You stopped the friendships he knew about, you acknowledged the past, and you stayed committed. Yet he’s carried an imagined picture of you that he can’t let go of, and his unresolved jealousy turned into something destructive. he cheated, then blamed you. That pattern points less to your choices and more to his own wounds: projection, insecurity, and an inability to process the past without hurting the person right in front of him.
You deserve clarity and safety more than endless emotional spin. Counseling is the right idea both together and separately but it only works if he’s willing to own his part and actually change. The trial separation he suggested can be useful if both of you agree to honest boundaries and time-limited goals: what will you test, how long, and what counts as progress? Without concrete agreements, separation can become a way to avoid responsibility rather than a path to healing. Also, please protect yourself emotionally: keep your side of the street clean, yes, but don’t let that become your only job while he avoids the deeper work.
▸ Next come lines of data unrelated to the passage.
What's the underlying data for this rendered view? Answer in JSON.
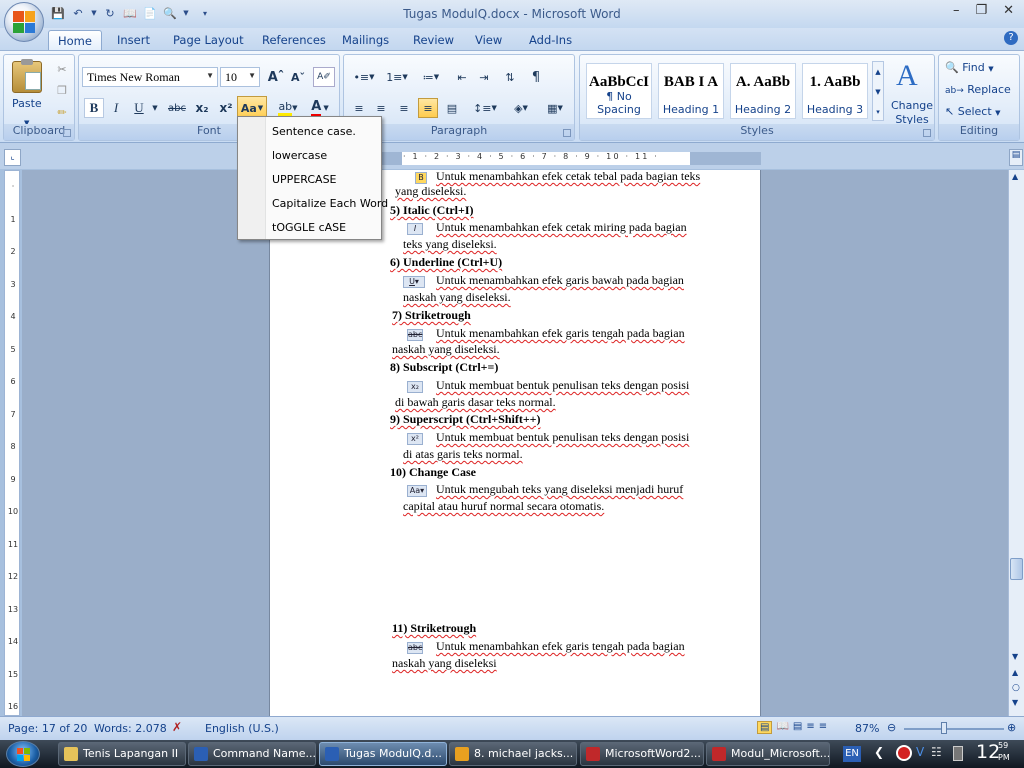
{
  "window": {
    "title": "Tugas ModulQ.docx - Microsoft Word"
  },
  "tabs": [
    "Home",
    "Insert",
    "Page Layout",
    "References",
    "Mailings",
    "Review",
    "View",
    "Add-Ins"
  ],
  "ribbon": {
    "clipboard": {
      "label": "Clipboard",
      "paste": "Paste"
    },
    "font": {
      "label": "Font",
      "name": "Times New Roman",
      "size": "10"
    },
    "paragraph": {
      "label": "Paragraph"
    },
    "styles": {
      "label": "Styles",
      "items": [
        {
          "preview": "AaBbCcI",
          "name": "¶ No Spacing"
        },
        {
          "preview": "BAB I  A",
          "name": "Heading 1"
        },
        {
          "preview": "A.  AaBb",
          "name": "Heading 2"
        },
        {
          "preview": "1.  AaBb",
          "name": "Heading 3"
        }
      ],
      "change_styles": "Change Styles"
    },
    "editing": {
      "label": "Editing",
      "find": "Find",
      "replace": "Replace",
      "select": "Select"
    }
  },
  "change_case_menu": [
    "Sentence case.",
    "lowercase",
    "UPPERCASE",
    "Capitalize Each Word",
    "tOGGLE cASE"
  ],
  "document": {
    "lines": {
      "l1": "Untuk menambahkan efek cetak tebal pada bagian teks",
      "l2": "yang diseleksi.",
      "h5": "5) Italic (Ctrl+I)",
      "l3": "Untuk menambahkan efek cetak miring pada bagian",
      "l4": "teks yang diseleksi.",
      "h6": "6)  Underline (Ctrl+U)",
      "l5": "Untuk menambahkan efek garis bawah pada bagian",
      "l6": "naskah yang diseleksi.",
      "h7": "7) Striketrough",
      "l7": "Untuk menambahkan efek garis tengah pada bagian",
      "l8": "naskah yang diseleksi.",
      "h8": "8) Subscript (Ctrl+=)",
      "l9": "Untuk membuat bentuk penulisan teks dengan posisi",
      "l10": "di bawah garis dasar teks normal.",
      "h9": "9)  Superscript (Ctrl+Shift++)",
      "l11": "Untuk membuat bentuk penulisan teks dengan posisi",
      "l12": "di atas garis teks normal.",
      "h10": "10)   Change Case",
      "l13": "Untuk mengubah teks yang diseleksi menjadi huruf",
      "l14": "capital atau huruf normal secara otomatis.",
      "h11": "11)  Striketrough",
      "l15": "Untuk menambahkan efek garis tengah pada bagian",
      "l16": "naskah yang diseleksi"
    }
  },
  "status": {
    "page": "Page: 17 of 20",
    "words": "Words: 2.078",
    "language": "English (U.S.)",
    "zoom": "87%"
  },
  "taskbar": {
    "items": [
      "Tenis Lapangan II",
      "Command Name...",
      "Tugas ModulQ.d...",
      "8. michael jacks...",
      "MicrosoftWord2...",
      "Modul_Microsoft..."
    ],
    "lang": "EN",
    "clock": "12",
    "clock_min": "59",
    "clock_ampm": "PM"
  }
}
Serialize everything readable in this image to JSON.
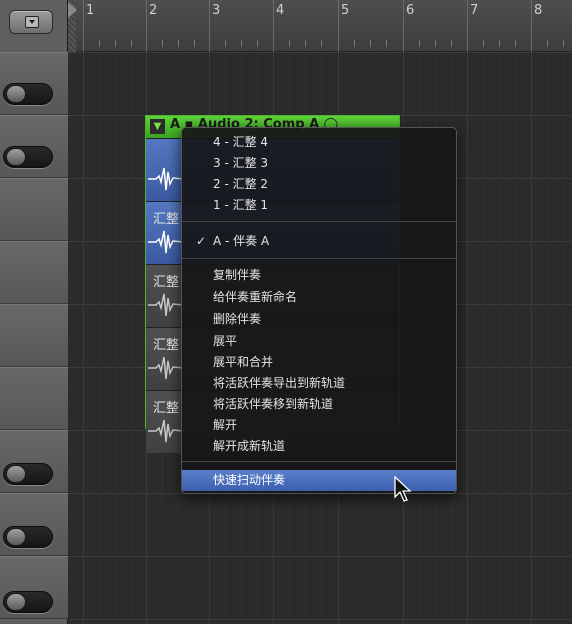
{
  "ruler": {
    "bars": [
      "1",
      "2",
      "3",
      "4",
      "5",
      "6",
      "7",
      "8"
    ]
  },
  "region": {
    "disclosure": "▼",
    "title": "A  ▪  Audio 2: Comp A  ◯"
  },
  "comps": [
    {
      "name": "",
      "state": "active"
    },
    {
      "name": "汇整",
      "state": "active"
    },
    {
      "name": "汇整",
      "state": "inactive"
    },
    {
      "name": "汇整",
      "state": "inactive"
    },
    {
      "name": "汇整",
      "state": "inactive"
    }
  ],
  "menu": {
    "takes": [
      "4 - 汇整 4",
      "3 - 汇整 3",
      "2 - 汇整 2",
      "1 - 汇整 1"
    ],
    "current_take": "A - 伴奏 A",
    "check": "✓",
    "actions": [
      "复制伴奏",
      "给伴奏重新命名",
      "删除伴奏",
      "展平",
      "展平和合并",
      "将活跃伴奏导出到新轨道",
      "将活跃伴奏移到新轨道",
      "解开",
      "解开成新轨道"
    ],
    "quick_swipe": "快速扫动伴奏"
  },
  "colors": {
    "region_green": "#4fb62c",
    "active_comp": "#4a6cb5",
    "menu_select": "#4a6fbd"
  }
}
Love is not enough when trust is fractured and one partner keeps choosing patterns that hurt you. If he truly wants to heal and rebuild, you’ll see evidence in his actions: consistent transparency, therapy, and real accountability. If he resists or keeps making you the emotional scapegoat, you may need to prioritize your own life and happiness, even if it means letting go. I’m here with you tell me what scares you most about moving forward, and we’ll untangle it together.